Mall notes that while in the past the South Asian community tended to favour particular parties at the federal and provincial levels, those leanings are no longer so clear-cut.
“It used to be that the Liberals are their federal party and the NDP their provincial party in BC. But over time, that has changed. Now, no party can take the South Asian community for granted,” says Mall.
Chinese Canadian candidates
In this upcoming election, Jenny Kwan (NDP), Olivia Chow (NDP) and Alice Wong (Conservative) are the major candidates of Chinese descent running at the federal level.
“All three are very strong with support from the middle class, working class as well as the Chinese community,” says Guo Ding, producer of Omni TV.
Ding suggests that the level of political engagement in the community as a whole may be lower than among other visible minorities.
“Also, the voting rate in the community is low compared to other ethnic groups,” he says.
Ding explains that Chinese people focus more on family life and are not interested in politics, but this is changing.
“Compared with their economic status in Canada, their political position does not match. Chinese people understand that their voices need to be heard and that they need to participate and contribute,” he says.
In the community, the support for the contending parties varies.
“The older generation tends to vote for the Conservatives, and the younger generation – the students, vote for the Green Party or the NDP,” Ding says.
Many Chinese Canadians are in favour of the Conservative Party because of the party’s family and traditional values, drug policy and law enforcement, says Ding.
The Liberals also get support for their history of immigration policies. Fewer Chinese Canadians vote for the NDP with an exception of the second or third generation.
“Mainstream Chinese Canadians think that the NDP is not strong on economy, but they support the NDP’s stance on human rights and environment policies,” Ding explains.
According to the 2006 census, only seven Aboriginal MPs represent the almost 1.2 million Aboriginals in Canada. These seven MPs occupy 2.3 per cent of the seats in the House of Commons, while Aboriginals represent 3.8 per cent of the population.
They follow in the footsteps of Frank Arthur Calder. Born in Nass Harbour, B.C., Calder was the first Status Indian to be elected to a legislative assembly in Canada and was also a champion for Aboriginal rights.
A story of the Nisga’a people tells that Calder was destined to move a mountain.

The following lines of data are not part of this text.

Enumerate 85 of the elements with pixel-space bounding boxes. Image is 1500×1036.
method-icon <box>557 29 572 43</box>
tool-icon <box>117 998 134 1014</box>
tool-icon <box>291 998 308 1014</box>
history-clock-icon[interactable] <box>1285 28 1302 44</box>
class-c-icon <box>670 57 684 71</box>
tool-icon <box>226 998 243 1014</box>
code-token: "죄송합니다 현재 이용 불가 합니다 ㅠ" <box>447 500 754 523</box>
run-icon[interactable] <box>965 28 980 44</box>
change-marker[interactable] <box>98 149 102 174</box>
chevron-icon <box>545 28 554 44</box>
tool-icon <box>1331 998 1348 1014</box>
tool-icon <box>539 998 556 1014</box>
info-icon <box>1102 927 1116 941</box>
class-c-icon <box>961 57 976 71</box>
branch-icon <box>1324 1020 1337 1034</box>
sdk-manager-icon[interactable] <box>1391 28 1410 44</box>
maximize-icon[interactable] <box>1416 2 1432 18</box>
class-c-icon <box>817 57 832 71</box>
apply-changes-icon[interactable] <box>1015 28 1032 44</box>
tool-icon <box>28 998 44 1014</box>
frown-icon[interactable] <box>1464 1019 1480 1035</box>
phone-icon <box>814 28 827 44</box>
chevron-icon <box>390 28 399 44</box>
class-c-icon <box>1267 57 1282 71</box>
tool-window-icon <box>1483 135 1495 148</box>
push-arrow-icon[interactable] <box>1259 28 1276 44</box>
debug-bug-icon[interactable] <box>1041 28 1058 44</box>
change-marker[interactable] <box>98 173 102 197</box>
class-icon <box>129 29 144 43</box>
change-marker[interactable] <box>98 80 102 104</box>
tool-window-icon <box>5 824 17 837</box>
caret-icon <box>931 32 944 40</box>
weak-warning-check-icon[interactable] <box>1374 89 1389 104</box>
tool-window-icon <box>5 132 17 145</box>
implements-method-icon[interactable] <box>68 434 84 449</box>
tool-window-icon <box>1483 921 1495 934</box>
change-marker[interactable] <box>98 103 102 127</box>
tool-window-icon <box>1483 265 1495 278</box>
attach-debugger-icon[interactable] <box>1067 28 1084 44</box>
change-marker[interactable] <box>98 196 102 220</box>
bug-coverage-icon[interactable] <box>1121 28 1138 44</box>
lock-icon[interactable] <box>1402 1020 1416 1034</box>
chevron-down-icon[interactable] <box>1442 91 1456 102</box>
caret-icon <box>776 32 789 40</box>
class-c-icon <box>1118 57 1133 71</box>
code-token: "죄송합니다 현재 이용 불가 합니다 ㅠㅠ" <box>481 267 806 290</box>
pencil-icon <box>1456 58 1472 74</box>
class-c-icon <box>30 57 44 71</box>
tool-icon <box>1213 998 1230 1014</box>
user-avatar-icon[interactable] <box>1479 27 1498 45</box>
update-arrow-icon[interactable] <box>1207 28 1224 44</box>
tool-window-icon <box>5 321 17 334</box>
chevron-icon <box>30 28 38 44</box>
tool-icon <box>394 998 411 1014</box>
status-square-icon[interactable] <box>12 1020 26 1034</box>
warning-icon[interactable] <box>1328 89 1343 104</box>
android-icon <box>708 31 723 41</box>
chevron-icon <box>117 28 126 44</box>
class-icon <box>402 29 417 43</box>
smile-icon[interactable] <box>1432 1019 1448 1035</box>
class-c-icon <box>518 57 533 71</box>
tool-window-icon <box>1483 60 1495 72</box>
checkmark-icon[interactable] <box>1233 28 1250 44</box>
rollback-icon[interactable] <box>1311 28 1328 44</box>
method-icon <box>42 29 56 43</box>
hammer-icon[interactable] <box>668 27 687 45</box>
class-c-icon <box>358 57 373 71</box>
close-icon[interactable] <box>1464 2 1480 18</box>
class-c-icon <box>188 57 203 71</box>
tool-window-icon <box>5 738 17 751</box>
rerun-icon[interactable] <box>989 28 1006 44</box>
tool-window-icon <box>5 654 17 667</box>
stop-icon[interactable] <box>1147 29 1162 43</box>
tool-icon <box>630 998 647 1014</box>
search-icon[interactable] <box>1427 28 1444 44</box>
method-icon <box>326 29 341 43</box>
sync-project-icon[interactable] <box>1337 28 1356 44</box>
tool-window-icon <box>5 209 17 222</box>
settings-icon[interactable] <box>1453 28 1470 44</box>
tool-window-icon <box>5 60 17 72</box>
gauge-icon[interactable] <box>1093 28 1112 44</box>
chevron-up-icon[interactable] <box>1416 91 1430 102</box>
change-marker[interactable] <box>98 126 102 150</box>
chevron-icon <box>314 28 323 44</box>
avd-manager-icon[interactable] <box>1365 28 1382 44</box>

When Calder was a small child, Chief Nagwa’un declared that he would learn the ways of the non-Aboriginal people and be able to move the mountain – an obstacle representing the issue of land claims.
His court case “Calder vs. Attorney General of British Columbia” established that Aboriginal title exists in Canada and was the basis for the Nisga’a Treaty.
He was named Chief of Chiefs, an unprecedented tribute by all four Nisga’a clans. He had moved a mountain that was immovable for decades.
Perry Bellegarde, the chief of Assembly of First Nations (AFN), encourages First Nations to vote.
“Our people that don’t vote are not helping to get these people that make decisions elected,” he said to CBC News on Sept. 2.
He further explained that if First Nations do not vote, the running candidates will not be concerned about their issues.